Again, it is possible to blame this development on tuition fee increases, but it can be more correctly described as a by-product of tuition fees as a concept. Pre-September 1998 – when they were first introduced – it was much simpler to buy into lofty rhetoric about high-minded scholarly rigor, pursuits and active participation in a vibrant intellectual community, as all you had to pay were low-interest maintenance loans. Even if the support team was useless, the professors inattentive, and the amenities unsatisfactory, they, at least, came at little or no cost to students.

For almost 20 years now, attending university has been a transactional experience. If students are unhappy with their end of the bargain, it is because they expect a level of ‘customer service’ that corresponds with their level of potential risk and investment.

Tuition is only a part of this equation. The ‘university experience’ marketed to under graduates is, amongst other things, a difficult alchemy of academics, support, technology and social activities. Value for money is about including all of these things – and more.

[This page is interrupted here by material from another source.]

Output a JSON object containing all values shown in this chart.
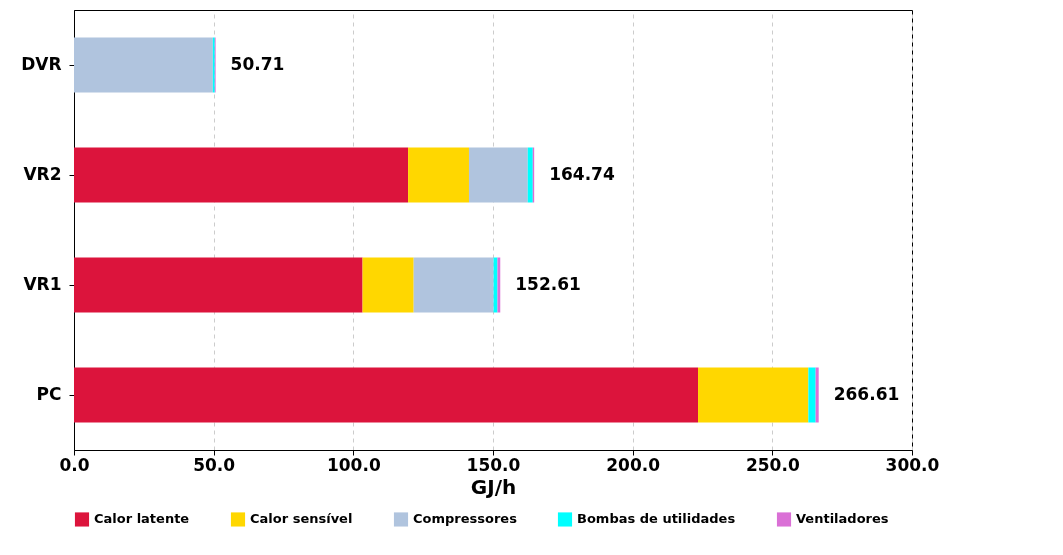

However, there’s also a clear belief university administrations have a duty to communicate openly and simply with enrollees: 75 percent believe quality of communication on university campus is “important” or “very important”, while 73 percent think the same of access to information on university campus.

Concerns about processes and systems were another recurring theme: 50 percent of students maintain ease of payments for services such as field trips and tuition is very important, while 71 percent value access to enough administrative support.

Seven out of ten of those surveyed believe compliance with data security legislation imperative – perhaps unsurprisingly, in an age where information is both vulnerable and valuable. The report also suggested vanity metrics such as league table rankings – which 31 percent believe to be the most influential on their choice of college or university – were less important than factors such as impact on employability, which was favoured by 36 percent.

Again, none of this is meant to downplay the significance of solid tuition – just to illustrate that “value for money” is an idea or concept informed by several different variables. There are a number of reasons why students might feel like they are not getting what they paid for services and this will effect on universities’ ability to recruit in the long-term.

While they cannot do much about tuition fees – nor will they be mainly inclined to – if colleges or universities are to enhance the overall customer guarantee and experience the continued retention and recruitment of students, they must think about how they can reform their internal processes to enhance communication, convenience, and security.